Investigation of chronic inflammatory processes and comorbidities constitutes an intriguing aspect of the pathogenesis of rosacea. In this context, numerous studies have been conducted to elucidate the involvement of oxidative stress, antioxidant levels, and levels of proinflammatory/inflammatory mediators and markers. The majority of such studies have demonstrated an increase in these markers compared to the control group; however, in most studies, these markers have not been found to be associated with disease severity but rather have been more closely linked to pathogenesis [14]. In our study, we identified an association between the level of HIF-1α and disease severity, which indicates both its role in pathogenesis and its potential use as an indicator of severity.

The participants in this study included patients with erythematotelangiectatic rosacea. Although no study has directly shown an increased expression of HIF-1α in the tissue of patients with rosacea, the presence of Th-17 polarization and the elevated expression of cytokines such as IL-6 and VEGF in these patients suggests a potential increase in HIF-1α levels.
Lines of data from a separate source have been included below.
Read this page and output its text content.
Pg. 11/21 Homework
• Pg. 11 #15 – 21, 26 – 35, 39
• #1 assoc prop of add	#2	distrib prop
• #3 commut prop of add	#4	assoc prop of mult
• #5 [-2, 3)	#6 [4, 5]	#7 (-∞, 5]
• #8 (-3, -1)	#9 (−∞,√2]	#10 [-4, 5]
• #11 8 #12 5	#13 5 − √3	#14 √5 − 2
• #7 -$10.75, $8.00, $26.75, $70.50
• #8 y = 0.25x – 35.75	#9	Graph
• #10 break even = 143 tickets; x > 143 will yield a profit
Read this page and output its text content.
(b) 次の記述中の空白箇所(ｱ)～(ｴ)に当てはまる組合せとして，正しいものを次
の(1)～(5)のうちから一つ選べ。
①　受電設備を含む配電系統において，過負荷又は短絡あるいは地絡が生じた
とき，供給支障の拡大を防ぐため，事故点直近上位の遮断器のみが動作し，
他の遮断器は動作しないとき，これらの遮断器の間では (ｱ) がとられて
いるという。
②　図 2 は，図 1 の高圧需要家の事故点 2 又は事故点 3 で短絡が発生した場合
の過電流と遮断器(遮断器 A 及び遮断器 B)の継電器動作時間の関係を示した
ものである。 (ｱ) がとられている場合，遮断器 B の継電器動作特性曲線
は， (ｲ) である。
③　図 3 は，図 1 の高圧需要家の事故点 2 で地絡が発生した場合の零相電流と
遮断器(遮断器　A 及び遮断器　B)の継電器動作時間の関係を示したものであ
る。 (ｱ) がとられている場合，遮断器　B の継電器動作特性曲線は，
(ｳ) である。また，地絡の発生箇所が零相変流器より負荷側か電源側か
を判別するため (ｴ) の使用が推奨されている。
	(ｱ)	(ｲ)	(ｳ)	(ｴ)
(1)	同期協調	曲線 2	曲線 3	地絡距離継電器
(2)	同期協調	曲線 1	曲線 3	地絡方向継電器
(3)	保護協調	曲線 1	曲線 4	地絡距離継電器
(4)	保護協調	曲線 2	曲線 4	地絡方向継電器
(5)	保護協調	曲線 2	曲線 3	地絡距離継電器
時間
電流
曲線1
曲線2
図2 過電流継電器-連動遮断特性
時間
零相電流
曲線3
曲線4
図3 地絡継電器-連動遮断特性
Earlier observed decreases in HIF-1α expression following the application of green tea extract further support his hypothesis [17,19,20].

In our study, we found an association between the level of HIF-1α and the presence of telangiectasia in patients. We hypothesize that HIF-1α may wield its effects in individuals with rosacea through the promotion of neovascularization via VEGF. Compared to participants in the control group, IL-6 levels were found to be significantly elevated in patients, although they could not be correlated with the severity of the disease or the presence of clinical symptoms and findings. The influence of IL-6 on VEGF has been demonstrated as occurring through HIF-1α in patients with psoriasis. However, the lack of association between the IL-6 level and both clinical manifestations—specifically telangiectasia—along with the absence of correlation of IL-6 levels with HIF-1α levels in rosacea patients suggest that there may be pathways other than IL-6 that are influencing HIF-1α levels in rosacea. Understanding this mechanism could lead to a deeper comprehension of rosacea pathophysiology and aid in identifying potential therapeutic targets. Accordingly, we anticipate that our study will contribute to the existing knowledge in this field.

Limitations

Our study is limited by the fact that it was conducted at a single center and with a limited patient group; furthermore, there were no patients with severe rosacea in our study. In addition, patients were not randomly selected; meeting the inclusion and exclusion criteria, they were included in the study.

Conclusions

Levels of IL-6 and HIF-1α are elevated in patients with rosacea compared to people without rosacea. In addition, a patient’s HIF-1α level correlates with the disease severity. The higher level of HIF-1α—a known participant in the pathogenesis of vascular formation—in patients with telangiectasia suggests its potential role in the pathogenesis of telangiectasia formation in rosacea patients. These findings imply that drugs affecting HIF-1α could be considered for the treatment of rosacea. Nevertheless, further research with larger patient cohorts is needed to substantiate our findings.

Footnotes

Funding: Our study was supported by the Scientific Research Support Board of Dışkapı Yıldırım Beyazıt Training and Research Hospital.

Competing Interests: None.

Authorship: All authors have contributed significantly to this publication.